Merci à Jack Chaboud pour sa note de lecture publiée dans le
numéro 318 -février 2018- de la revue Humanisme.
(Grand Orient De France)
« Le petit Poucet ». Jean-Louis et Louis Le Hir. 56 pages, couleurs. Editions Mosquito. 14 €
Les adaptations du conte de Charles Perrault sont innombrables, mais celle-ci prend place parmi les grandes versions illustrées de contes traditionnels, au côté de celles d’Arthur Rackham ou Gustave Doré. Il n’est pas question ici de revenir sur les interprétations historiques proposées par ces histoires folkloriques : victoire des faibles et des humiliés sur les puissants, triomphe de l’intelligence sur la bestialité, et dans « Poucet » parallèle entre guerres, grandes famines et climats rigoureux du Moyen Age, vécus au siècle de Louis XIV pendant lequel écrit Perrault.

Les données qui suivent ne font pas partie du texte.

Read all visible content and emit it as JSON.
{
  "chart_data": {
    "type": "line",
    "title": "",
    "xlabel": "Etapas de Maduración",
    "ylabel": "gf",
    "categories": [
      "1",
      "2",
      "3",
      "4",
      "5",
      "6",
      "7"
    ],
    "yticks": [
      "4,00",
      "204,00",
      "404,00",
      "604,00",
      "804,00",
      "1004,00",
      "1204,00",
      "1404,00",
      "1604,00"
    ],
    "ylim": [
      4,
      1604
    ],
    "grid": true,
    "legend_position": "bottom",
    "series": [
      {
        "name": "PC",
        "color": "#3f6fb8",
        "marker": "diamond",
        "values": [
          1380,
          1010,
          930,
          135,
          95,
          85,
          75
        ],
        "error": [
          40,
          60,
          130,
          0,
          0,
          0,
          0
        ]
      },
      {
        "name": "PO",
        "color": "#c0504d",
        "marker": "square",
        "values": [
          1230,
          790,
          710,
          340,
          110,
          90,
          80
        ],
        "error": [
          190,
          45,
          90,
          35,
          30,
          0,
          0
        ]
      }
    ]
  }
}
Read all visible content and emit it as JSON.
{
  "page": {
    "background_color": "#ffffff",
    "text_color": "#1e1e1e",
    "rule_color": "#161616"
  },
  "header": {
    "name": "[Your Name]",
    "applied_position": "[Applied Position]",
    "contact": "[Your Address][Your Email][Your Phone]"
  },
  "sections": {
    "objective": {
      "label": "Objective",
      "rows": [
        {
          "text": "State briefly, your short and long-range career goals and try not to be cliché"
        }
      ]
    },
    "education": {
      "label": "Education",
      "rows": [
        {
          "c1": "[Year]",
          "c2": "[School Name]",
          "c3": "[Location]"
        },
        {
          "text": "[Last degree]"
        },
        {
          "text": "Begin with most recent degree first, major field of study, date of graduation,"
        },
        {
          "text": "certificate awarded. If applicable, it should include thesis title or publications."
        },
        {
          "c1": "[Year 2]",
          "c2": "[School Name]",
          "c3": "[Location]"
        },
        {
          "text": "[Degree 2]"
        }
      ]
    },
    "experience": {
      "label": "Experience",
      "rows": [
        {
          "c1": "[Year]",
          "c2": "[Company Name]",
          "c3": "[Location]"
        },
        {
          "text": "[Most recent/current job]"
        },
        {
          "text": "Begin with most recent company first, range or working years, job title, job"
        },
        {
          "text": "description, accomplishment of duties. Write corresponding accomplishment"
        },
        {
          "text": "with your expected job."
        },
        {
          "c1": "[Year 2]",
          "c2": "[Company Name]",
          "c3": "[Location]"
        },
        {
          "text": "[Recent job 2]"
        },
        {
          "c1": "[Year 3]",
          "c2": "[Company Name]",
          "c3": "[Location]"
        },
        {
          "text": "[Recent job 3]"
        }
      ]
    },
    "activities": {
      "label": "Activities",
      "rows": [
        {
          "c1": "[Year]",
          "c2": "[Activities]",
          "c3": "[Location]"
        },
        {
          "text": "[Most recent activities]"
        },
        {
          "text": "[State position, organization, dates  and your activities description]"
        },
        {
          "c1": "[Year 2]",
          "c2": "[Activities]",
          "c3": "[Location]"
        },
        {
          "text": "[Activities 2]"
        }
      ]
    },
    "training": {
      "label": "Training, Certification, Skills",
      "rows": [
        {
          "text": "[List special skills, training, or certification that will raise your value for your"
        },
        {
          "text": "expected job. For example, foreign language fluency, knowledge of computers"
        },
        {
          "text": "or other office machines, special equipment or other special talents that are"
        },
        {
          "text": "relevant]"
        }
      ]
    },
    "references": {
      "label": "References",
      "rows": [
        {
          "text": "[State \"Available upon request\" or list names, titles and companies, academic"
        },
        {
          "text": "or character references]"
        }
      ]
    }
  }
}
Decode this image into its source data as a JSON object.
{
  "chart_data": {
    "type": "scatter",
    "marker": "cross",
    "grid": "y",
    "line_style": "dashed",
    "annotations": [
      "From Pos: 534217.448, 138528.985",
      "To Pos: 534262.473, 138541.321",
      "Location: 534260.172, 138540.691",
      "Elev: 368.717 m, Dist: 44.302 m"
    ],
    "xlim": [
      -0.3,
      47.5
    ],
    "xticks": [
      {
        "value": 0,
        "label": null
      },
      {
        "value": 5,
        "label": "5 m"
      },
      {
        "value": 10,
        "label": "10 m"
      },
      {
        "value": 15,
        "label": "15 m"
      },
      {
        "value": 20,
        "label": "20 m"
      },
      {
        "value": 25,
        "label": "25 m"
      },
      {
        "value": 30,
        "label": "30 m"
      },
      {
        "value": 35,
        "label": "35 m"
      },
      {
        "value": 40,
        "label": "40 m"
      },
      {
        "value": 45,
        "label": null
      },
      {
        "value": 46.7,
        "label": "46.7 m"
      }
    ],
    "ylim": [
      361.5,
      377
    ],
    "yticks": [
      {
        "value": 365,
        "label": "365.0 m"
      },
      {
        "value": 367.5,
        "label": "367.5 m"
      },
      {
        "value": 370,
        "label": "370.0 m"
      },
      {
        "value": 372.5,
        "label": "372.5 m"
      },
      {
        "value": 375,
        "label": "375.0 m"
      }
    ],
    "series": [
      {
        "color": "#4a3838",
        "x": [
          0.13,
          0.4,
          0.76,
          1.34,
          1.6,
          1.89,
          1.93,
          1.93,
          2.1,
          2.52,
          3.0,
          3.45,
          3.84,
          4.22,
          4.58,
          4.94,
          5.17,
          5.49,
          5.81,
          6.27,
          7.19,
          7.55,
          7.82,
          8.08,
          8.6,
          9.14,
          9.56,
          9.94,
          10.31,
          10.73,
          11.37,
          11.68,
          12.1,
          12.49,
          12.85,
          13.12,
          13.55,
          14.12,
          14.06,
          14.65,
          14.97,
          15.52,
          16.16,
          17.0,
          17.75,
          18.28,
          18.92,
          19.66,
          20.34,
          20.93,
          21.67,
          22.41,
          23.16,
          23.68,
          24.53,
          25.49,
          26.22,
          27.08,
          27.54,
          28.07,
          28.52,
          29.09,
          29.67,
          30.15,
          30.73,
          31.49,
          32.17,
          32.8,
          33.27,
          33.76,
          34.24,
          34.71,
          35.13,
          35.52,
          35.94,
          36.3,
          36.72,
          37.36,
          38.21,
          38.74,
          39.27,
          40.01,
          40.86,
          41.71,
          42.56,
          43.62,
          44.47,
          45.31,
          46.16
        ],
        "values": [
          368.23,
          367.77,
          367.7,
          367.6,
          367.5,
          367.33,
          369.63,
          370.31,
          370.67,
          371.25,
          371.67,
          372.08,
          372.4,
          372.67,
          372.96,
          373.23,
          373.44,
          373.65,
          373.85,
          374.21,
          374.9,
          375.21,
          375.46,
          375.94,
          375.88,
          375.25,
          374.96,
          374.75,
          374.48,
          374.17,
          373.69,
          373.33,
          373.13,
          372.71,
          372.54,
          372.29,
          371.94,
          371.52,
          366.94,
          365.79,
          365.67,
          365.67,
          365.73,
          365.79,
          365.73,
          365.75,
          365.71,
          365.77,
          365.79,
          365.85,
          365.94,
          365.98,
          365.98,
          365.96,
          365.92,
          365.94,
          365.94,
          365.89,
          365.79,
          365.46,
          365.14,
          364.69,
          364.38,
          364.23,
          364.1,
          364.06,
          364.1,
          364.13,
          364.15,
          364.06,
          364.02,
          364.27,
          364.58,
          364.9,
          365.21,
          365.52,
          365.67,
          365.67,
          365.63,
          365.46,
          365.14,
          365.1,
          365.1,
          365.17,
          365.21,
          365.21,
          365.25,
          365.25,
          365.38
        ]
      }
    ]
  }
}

Pas question non plus de plonger dans les eaux où se baignent Tzvetan Todorov, Bruno Bettelheim et Marie-Louise von Franz, spécialistes des profondeurs de l’inconscient enfantin et pourvoyeurs de bien des travaux maçonniques sur la symbolique de la part d’enfance en l’homme et les oppositions ésotériques du bien et du mal : blancheur de la neige et du petit bonhomme, noirceur de la forêt profonde et de l’ogre… Pas question de s’arrêter sur ces sept enfants nés en moins de six ans, sur ces cailloux « sumbolum » remplacés par des miettes de pain jetés au long de voyages et d’épreuves qui jalonnent les parcours éclairés du labyrinthe dont Poucet, plus malin que Thésée, vient à bout tout seul.
En fait, au-delà de la proximité de ce « Poucet » avec le précédent album des Le Hir (« Hansel et Gretel », paru aussi chez Mosquito) rappelée par la famille misérable du bûcheron, la forêt, les cailloux et petits pains, l’ogre ou la sorcière, le triomphe du petit bonhomme les peurs et sagesse exprimés par les contes, ce qui incite avant tout à ouvrir grand cet album pour sept ans et plus, c’est la beauté plastique qui l’illumine : forêts ployant sous la neige, châteaux du vertige, personnages hallucinants, décors d’une remarquable beauté hauts en couleurs écarlates comme en clairs-obscurs, jouant des ressources de la BD : strips, texte illustré et mise en page.
Un petit bijou qui éclaire notre œil et notre esprit sur les traces de Poucet, juste avant que les oiseaux ne nous en volent les signes.